Giving People Property Rights In Data Will Not Solve Privacy, But…
from the property-rights-and-privacy dept
Online privacy can’t be solved by giving people new property rights in personal data. That idea is based on a raft of conceptual errors. But consumers are already exercising property rights, using them to negotiate the trade-offs involved in using online commercial products.
People mean a lot of different things when they say “privacy.” Let’s stipulate that the subject here is control of personal information. There are equal or more salient interests and concerns sometimes lumped in with privacy. These include the fairness and accuracy of big institutions’ algorithmic decision-making, concerns with commodification or commercialization of online life, and personal and financial security.
Consumers’ use of online services will always have privacy costs and risks. That tension is a competitive dimension of consumer Internet services that should never be “solved.” Why should it be? Some consumers are entirely rational to recognize the commercial and social benefits they get from sharing information. Many others don’t want their information out there. The costs and risks are too great in their personal calculi. Services will change over time, of course, and consumers’ interests will, too. Long live the privacy tension.
Online privacy is not an all-or-nothing proposition. People adjust their use of social media and online services based on perceived risks. They select among options, use services pseudonymously, and curtail and shade what they share. So, to the extent online media and services appear unsafe or irresponsible, they lose business and thus revenue. There is no market failure, in the sense used in economics.
Of course, there are failures of the common sort all around. People say they care about privacy, but don’t do much to protect it. Network effects and other economies of scale make for fewer options in online services and social media, so there are fewer privacy options, much less bespoke privacy policies. And companies sometimes fail to understand or abide by their privacy policies.
Those privacy policies are contracts. They divide up property rights in personal information very subtly—so subtly, indeed, that it might be worth reviewing what property is: a bundle of rights to possess, use, subdivide, trade or sell, abandon, destroy, profit, and exclude others from the things in the world.
When companies violate their privacy promises, they’re at risk from public enforcement actions—from Attorneys General and the Federal Trade Commission in the United States, for example—and lawsuits, including class actions. Payouts to consumers aren’t typically great because individualized damages aren’t great. But there are economies of scale here, too. Paying a little bit to a lot of people is expensive.
A solution? Hardly. It’s more like an ongoing conversation, administered collectively and episodically through consumption trends, news reporting, public awareness, consumer advocacy, lawsuits, legislative pressure, and more. It’s not a satisfactory conversation, but it probably beats politics and elections for discovering what consumers really want in the multi-dimensional tug-of-war among privacy, convenience, low prices, social interaction, security, and more.
There is appeal in declaring privacy a human right and determining to give people more of it, but privacy itself fits poorly into a fundamental-rights framework. People protect privacy in the shelter of other rights—common law and constitutional rights in the United States. They routinely dispense with privacy in favor of other interests. Privacy is better thought of as an economic good. Some people want a lot of it. Some people want less. There are endless varieties and flavors.
In contrast to what’s already happening, most of the discussion about property rights in personal data assumes that such rights must come from legislative action—a property-rights system designed by legal and sociological experts. But experts, advocates, and energetic lawmakers lack the capacity to discern how things are supposed to come out, especially given ongoing changes in both technology and consumers’ information wants and needs.
An interesting objection to creating new property rights in personal data is that people might continue to trade personal data, as they do now, for other goods such as low- or no-cost services.
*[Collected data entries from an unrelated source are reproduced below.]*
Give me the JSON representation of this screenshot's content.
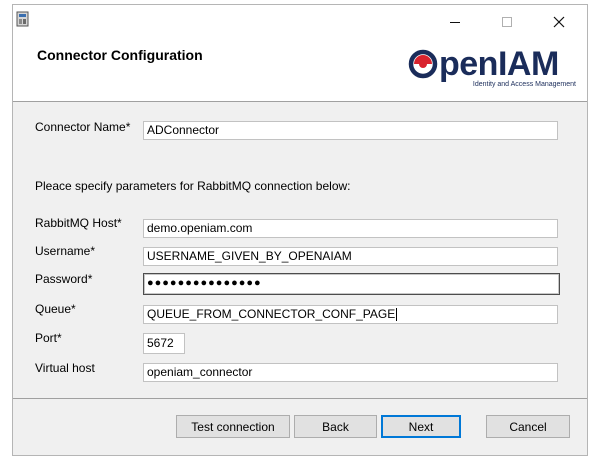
{
  "window": {
    "header_title": "Connector Configuration"
  },
  "logo": {
    "brand": "penIAM",
    "tagline": "Identity and Access Management"
  },
  "form": {
    "connector_name_label": "Connector Name*",
    "connector_name_value": "ADConnector",
    "instructions": "Pleace specify parameters for RabbitMQ connection below:",
    "host_label": "RabbitMQ Host*",
    "host_value": "demo.openiam.com",
    "username_label": "Username*",
    "username_value": "USERNAME_GIVEN_BY_OPENAIAM",
    "password_label": "Password*",
    "password_value": "●●●●●●●●●●●●●●●",
    "queue_label": "Queue*",
    "queue_value": "QUEUE_FROM_CONNECTOR_CONF_PAGE",
    "port_label": "Port*",
    "port_value": "5672",
    "vhost_label": "Virtual host",
    "vhost_value": "openiam_connector"
  },
  "buttons": {
    "test": "Test connection",
    "back": "Back",
    "next": "Next",
    "cancel": "Cancel"
  },
  "colors": {
    "accent": "#0078d7",
    "brand_navy": "#1a2c5a",
    "brand_red": "#d9232e",
    "panel_gray": "#f0f0f0"
  }
}
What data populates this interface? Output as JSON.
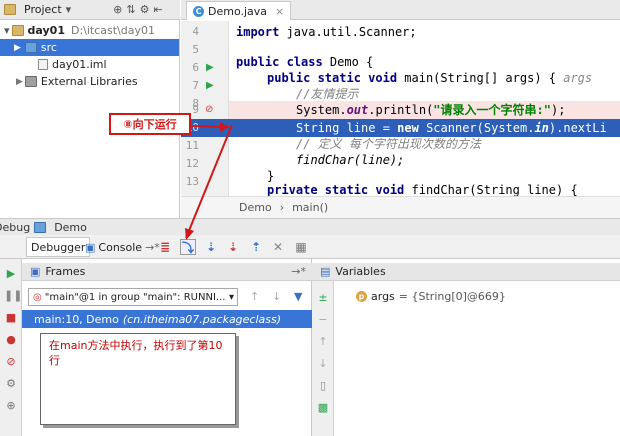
{
  "project": {
    "tab_label": "Project",
    "module": "day01",
    "module_path": "D:\\itcast\\day01",
    "folder_src": "src",
    "file_iml": "day01.iml",
    "external_libraries": "External Libraries"
  },
  "editor": {
    "tab": "Demo.java",
    "line_numbers": [
      "4",
      "5",
      "6",
      "7",
      "8",
      "9",
      "10",
      "11",
      "12",
      "13",
      "14"
    ],
    "code": {
      "l4_kw": "import",
      "l4_rest": " java.util.Scanner;",
      "l6_kw": "public class",
      "l6_rest": " Demo {",
      "l7_kw": "public static void",
      "l7_rest": " main(String[] args) {",
      "l7_hint": "args",
      "l8": "//友情提示",
      "l9_a": "System.",
      "l9_field": "out",
      "l9_b": ".println(",
      "l9_str": "\"请录入一个字符串:\"",
      "l9_c": ");",
      "l10_a": "String line = ",
      "l10_kw": "new",
      "l10_b": " Scanner(System.",
      "l10_field": "in",
      "l10_c": ").nextLi",
      "l11": "// 定义 每个字符出现次数的方法",
      "l12": "findChar(line);",
      "l13": "}",
      "l14_kw": "private static void",
      "l14_rest": " findChar(String line) {"
    },
    "breadcrumb": [
      "Demo",
      "main()"
    ]
  },
  "debug": {
    "title_prefix": "Debug",
    "title": "Demo",
    "tabs": {
      "debugger": "Debugger",
      "console": "Console"
    },
    "frames_title": "Frames",
    "thread": "\"main\"@1 in group \"main\": RUNNI...",
    "frame": "main:10, Demo",
    "frame_package": "(cn.itheima07.packageclass)",
    "variables_title": "Variables",
    "variable": {
      "name": "args",
      "value": "= {String[0]@669}"
    }
  },
  "annotations": {
    "step_callout": "⑧向下运行",
    "note": "在main方法中执行，执行到了第10行"
  },
  "colors": {
    "selection": "#3875d7",
    "execution_line": "#2d5fb8",
    "breakpoint_line": "#fae3e3",
    "annotation_red": "#d01818"
  }
}
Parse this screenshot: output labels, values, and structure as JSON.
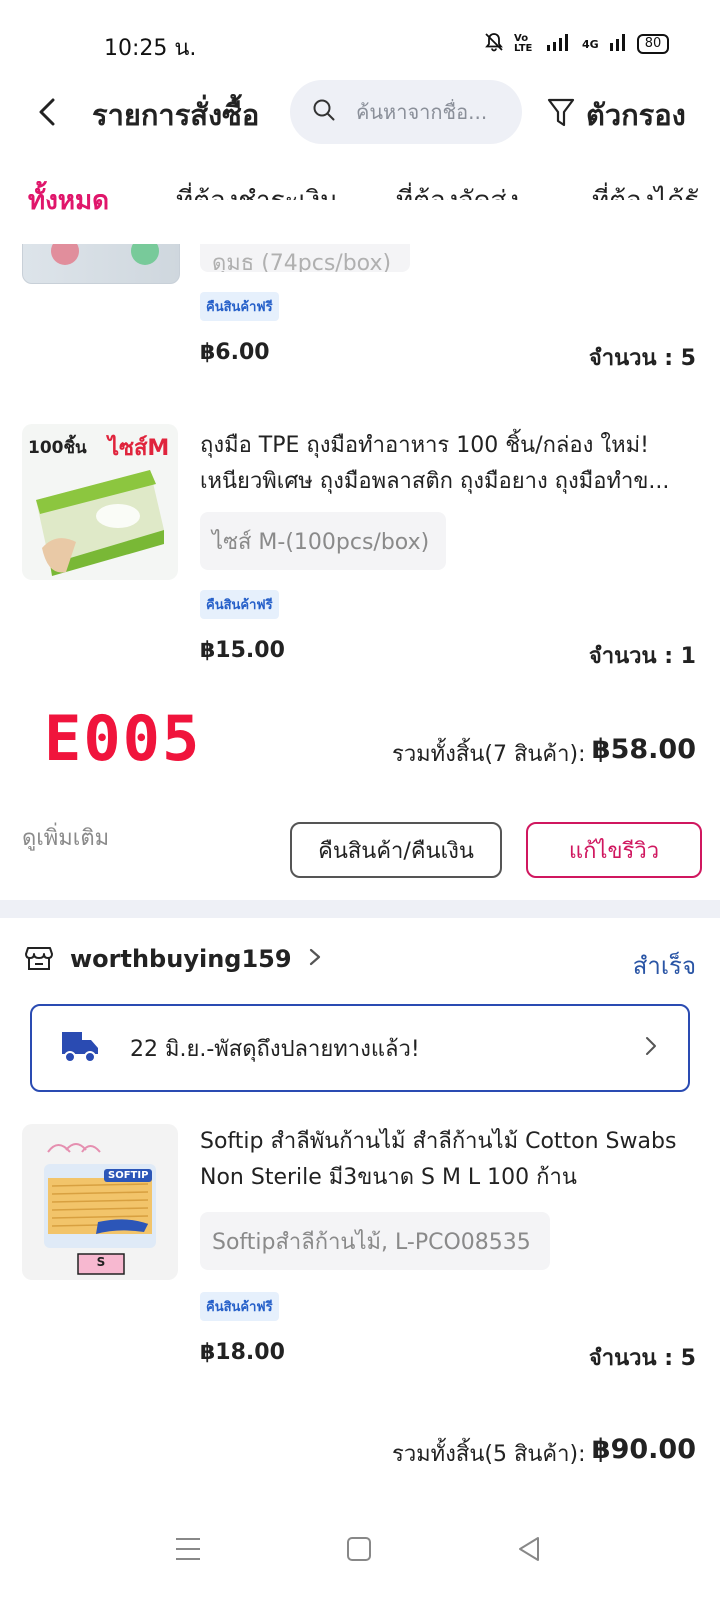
{
  "status_bar": {
    "time": "10:25 น.",
    "volte": "Vo LTE",
    "network": "4G",
    "battery": "80"
  },
  "header": {
    "title": "รายการสั่งซื้อ",
    "search_placeholder": "ค้นหาจากชื่อ...",
    "filter_label": "ตัวกรอง"
  },
  "tabs": [
    {
      "label": "ทั้งหมด",
      "active": true
    },
    {
      "label": "ที่ต้องชำระเงิน"
    },
    {
      "label": "ที่ต้องจัดส่ง"
    },
    {
      "label": "ที่ต้องได้รั"
    }
  ],
  "order1": {
    "item_partial": {
      "variant": "ดุมธ (74pcs/box)",
      "badge": "คืนสินค้าฟรี",
      "price": "฿6.00",
      "qty": "จำนวน : 5"
    },
    "item2": {
      "thumb_text_count": "100ชิ้น",
      "thumb_text_size": "ไซส์M",
      "title": "ถุงมือ TPE ถุงมือทำอาหาร 100 ชิ้น/กล่อง ใหม่! เหนียวพิเศษ ถุงมือพลาสติก ถุงมือยาง ถุงมือทำข...",
      "variant": "ไซส์ M-(100pcs/box)",
      "badge": "คืนสินค้าฟรี",
      "price": "฿15.00",
      "qty": "จำนวน : 1"
    },
    "order_code": "E005",
    "total_label": "รวมทั้งสิ้น(7 สินค้า):",
    "total_value": "฿58.00",
    "see_more": "ดูเพิ่มเติม",
    "return_button": "คืนสินค้า/คืนเงิน",
    "review_button": "แก้ไขรีวิว"
  },
  "order2": {
    "shop_name": "worthbuying159",
    "status": "สำเร็จ",
    "delivery": "22 มิ.ย.-พัสดุถึงปลายทางแล้ว!",
    "item": {
      "thumb_brand": "SOFTIP",
      "thumb_size": "S",
      "title": "Softip สำลีพันก้านไม้ สำลีก้านไม้ Cotton Swabs Non Sterile มี3ขนาด S M L 100 ก้าน",
      "variant": "Softipสำลีก้านไม้, L-PCO08535",
      "badge": "คืนสินค้าฟรี",
      "price": "฿18.00",
      "qty": "จำนวน : 5"
    },
    "total_label": "รวมทั้งสิ้น(5 สินค้า):",
    "total_value": "฿90.00"
  },
  "colors": {
    "accent": "#e0166b",
    "order_code": "#f0143c",
    "link_blue": "#2a55a5",
    "badge_bg": "#e6f0fc"
  }
}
That complaint—that consumers might get what they want—reveals that most proposals to bestow new property rights from above are really information regulations in disguise. Were any such proposal implemented, it would contend strongly in the metaphysical contest to be the most intrusive yet impotent regulatory regime yet devised. Just look at the planned property-rights system in intellectual property legislation. Highly arguable net benefits come with a congeries of dangers to many values the Internet holds dear.
The better property rights system is the one we’ve got. Through it, real consumers are roughly and unsatisfactorily pursuing privacy as they will. They often—but not always—cede privacy in favor of other things they want more, learning the ideal mix of privacy and other goods through trial and error. In the end, the “privacy problem” will no more be solved than the “price problem,” the “quality problem,” or the “features problem.” Consumers will always want more and better stuff at a lower cost, whether costs are denominated in dollars, effort, time, or privacy.
Jim Harper is a visiting fellow at the American Enterprise Institute and a senior research fellow at the University of Arizona James E. Rogers College of Law.